Pretty much all embedded devices smart enough to support TCP/IP, as well. I'm pretty sure that my router is currently the most 'IoT' device in my house, though also the least conceptually novel.
There are some honestly interesting, tricky, and (at least partially) novel problems in 'IoT'. Making devices that are networked, can talk to each other, and actually do something useful with that ability is a real challenge. Even more so if you want compatibility between multiple vendors, support for use cases the vendor didn't more or less build for you(ideally without requiring that the user be a software engineer), or some semblance of assurance that there aren't a zillion security and privacy issues, innumerable covert channels, and other disasters.
My apathy is mostly derived from the fact that most 'IoT' doesn't actually seem to be doing much of that. Plenty of stuff that lets you use the internet as a very long serial cable to connect to its config interface(which is fine, the internet is a great way, if secured, of very, very, cheaply connecting from arbitrary distance; but brutally non-novel), some walled-garden 'ecosystems' that support very limited interaction of devices between two vendors who have explicitly agreed to cooperate and updated their products to make that possible; but otherwise it's mostly the same old IP-capable firmwares that devices expensive enough to have the capability have used for at least something like two decades.
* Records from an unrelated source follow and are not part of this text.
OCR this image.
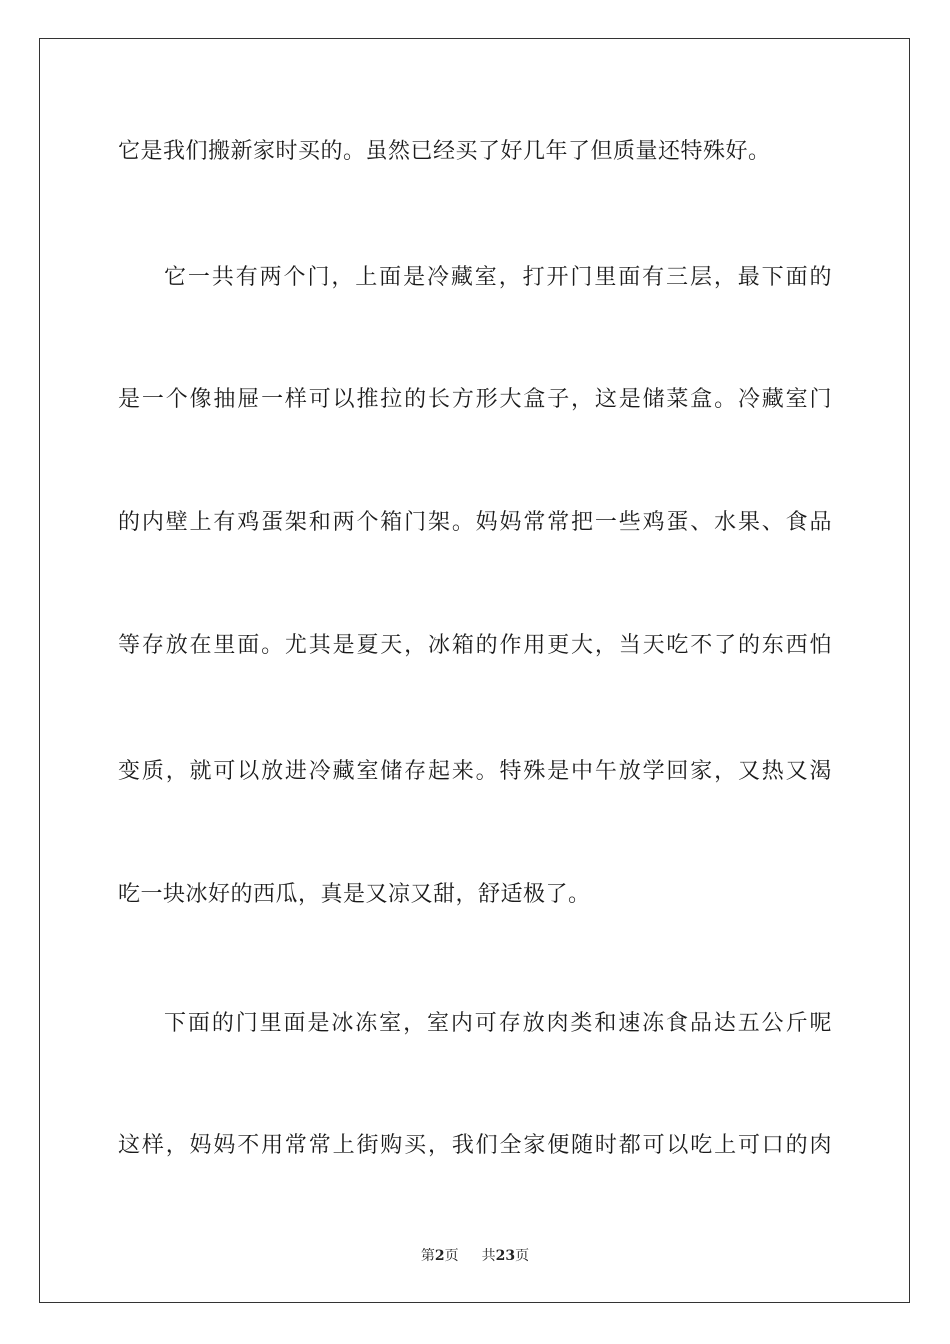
它是我们搬新家时买的。虽然已经买了好几年了但质量还特殊好。
它一共有两个门，上面是冷藏室，打开门里面有三层，最下面的
是一个像抽屉一样可以推拉的长方形大盒子，这是储菜盒。冷藏室门
的内壁上有鸡蛋架和两个箱门架。妈妈常常把一些鸡蛋、水果、食品
等存放在里面。尤其是夏天，冰箱的作用更大，当天吃不了的东西怕
变质，就可以放进冷藏室储存起来。特殊是中午放学回家，又热又渴
吃一块冰好的西瓜，真是又凉又甜，舒适极了。
下面的门里面是冰冻室，室内可存放肉类和速冻食品达五公斤呢
这样，妈妈不用常常上街购买，我们全家便随时都可以吃上可口的肉
第2页 共23页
Useful; but not terribly new, and often implemented so badly as to be a liability.
It's honestly a trifle disheartening. While arguably in need of some serious maintenance(especially the 'security' of the earlier versions), SNMP is arguably closer to an 'IoT' design(pretty much just add the ability for devices to advertise their MIBs to other devices on the network, rather than having the admin hunt them down and load them, and you are closer to being ready than most actual products are). That isn't really a flattering thing.
SNMP is quite useful; but it is a bit crufty and conceptually ancient. The fact that everyone's shiny, new, 'IoT' things, with their markedly-more-capable-and-way-cheaper embedded hardware typically can't advertise their capabilities and manipulate one another in some vaguely sane way at the same level as some seriously old hardware is not terribly impressive.
Even if the actual implementation is some XML-soup-and-'cloud'-bullshit horror, conceptual parity or superiority would be nice to see.